Background and Theory
=====================

This page gives a brief overview of the statistical models that underpin simGL.

Coverage simulation
-------------------

Let :math:`n` be the number of individuals and :math:`S` the number of sites.
For individual :math:`i`, the per-individual mean depth is sampled once from a
Gamma distribution:

.. math::

   \lambda_i \sim \text{Gamma}\!\left(\frac{\mu^2}{\sigma^2},\,\frac{\sigma^2}{\mu}\right)

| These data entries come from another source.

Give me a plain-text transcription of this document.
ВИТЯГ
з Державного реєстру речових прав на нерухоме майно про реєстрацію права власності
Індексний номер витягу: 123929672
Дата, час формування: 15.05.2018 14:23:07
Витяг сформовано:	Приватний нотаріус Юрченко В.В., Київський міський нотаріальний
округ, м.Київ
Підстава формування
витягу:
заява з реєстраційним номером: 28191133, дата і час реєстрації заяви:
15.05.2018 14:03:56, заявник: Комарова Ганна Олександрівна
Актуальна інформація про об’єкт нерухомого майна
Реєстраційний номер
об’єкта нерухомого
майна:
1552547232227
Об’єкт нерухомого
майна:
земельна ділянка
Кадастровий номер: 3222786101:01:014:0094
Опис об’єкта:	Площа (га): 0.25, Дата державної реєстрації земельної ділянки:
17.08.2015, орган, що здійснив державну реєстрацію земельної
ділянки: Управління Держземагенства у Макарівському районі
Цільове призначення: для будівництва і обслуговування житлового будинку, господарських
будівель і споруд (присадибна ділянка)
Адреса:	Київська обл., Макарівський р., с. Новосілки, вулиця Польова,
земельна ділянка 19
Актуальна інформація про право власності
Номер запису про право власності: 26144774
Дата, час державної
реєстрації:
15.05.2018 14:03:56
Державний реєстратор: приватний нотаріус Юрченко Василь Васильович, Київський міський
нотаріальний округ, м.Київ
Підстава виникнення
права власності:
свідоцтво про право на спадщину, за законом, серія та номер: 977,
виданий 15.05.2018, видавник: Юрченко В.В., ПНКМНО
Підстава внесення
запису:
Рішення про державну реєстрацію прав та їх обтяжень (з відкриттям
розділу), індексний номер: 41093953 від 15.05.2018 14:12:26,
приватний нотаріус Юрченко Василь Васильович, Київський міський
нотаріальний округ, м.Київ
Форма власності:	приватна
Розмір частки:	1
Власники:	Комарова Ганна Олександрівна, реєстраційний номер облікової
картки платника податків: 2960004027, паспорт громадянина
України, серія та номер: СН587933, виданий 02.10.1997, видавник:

where :math:`\mu` = ``mean_depth`` and :math:`\sigma` = ``std_depth``.
The Gamma parameterisation used here has mean :math:`\mu` and variance
:math:`\sigma^2`.

For each site :math:`s` of individual :math:`i`, the read count is then:

.. math::

   d_{s,i} \sim \text{Poisson}(\lambda_i)


Read simulation
---------------

Given a diploid genotype :math:`g \in \{0\text{/}0,\,0\text{/}1,\,1\text{/}1\}`
at a biallelic site, the true allele probability for a randomly sampled read is:

.. math::

   p(\text{ref} \mid g) = \frac{\text{number of ref haplotypes in }g}{2}

With sequencing error rate :math:`e`, each read is flipped to a uniformly
random wrong base with probability :math:`e` and retained as the true base
with probability :math:`1 - e`.

Genotype likelihoods
--------------------

Given :math:`d` observed reads, let :math:`k_a` be the count of reads for
allele :math:`a \in \{A, C, G, T\}`.  For a diploid genotype
:math:`\{a_1, a_2\}` the log-likelihood under the ANGSD model is:

.. math::

   \log P(\text{reads} \mid a_1 a_2) =
   \sum_{b \in \{A,C,G,T\}} k_b \log
   \left[
     \frac{1}{2}\, p(b \mid a_1,\, e)
     + \frac{1}{2}\, p(b \mid a_2,\, e)
   \right]

where

.. math::

   p(b \mid a,\, e) =
   \begin{cases}
     1 - e & \text{if } b = a \\
     e / 3  & \text{if } b \neq a
   \end{cases}

Because :math:`e` appears inside a logarithm, it must be strictly positive.
Setting :math:`e = 0` would give :math:`\log 0 = -\infty` for any read that
does not match the assumed allele.

The ANGSD default corresponds to Phred quality Q30, i.e.
:math:`e = 10^{-30/10} \approx 0.001`.


Minor allele frequency estimation
----------------------------------

:func:`simGL.GL_to_Mm` identifies the most likely major (M) and minor (m)
allele pair at each site.  For every candidate pair :math:`(M, m)`, the
function scores individuals by combining their per-individual GL values
with the prior probability of each genotype under Hardy–Weinberg equilibrium
(equal allele frequencies, :math:`p = 0.5`), then multiplies those scores
across individuals.  The pair with the minimum combined score (highest
likelihood) is returned.  This approach follows the scoring framework of
`Skotte et al. (2012) <https://doi.org/10.1002/gepi.21698>`_ and
`Nielsen et al. (2012) <https://doi.org/10.1371/journal.pgen.1003003>`_.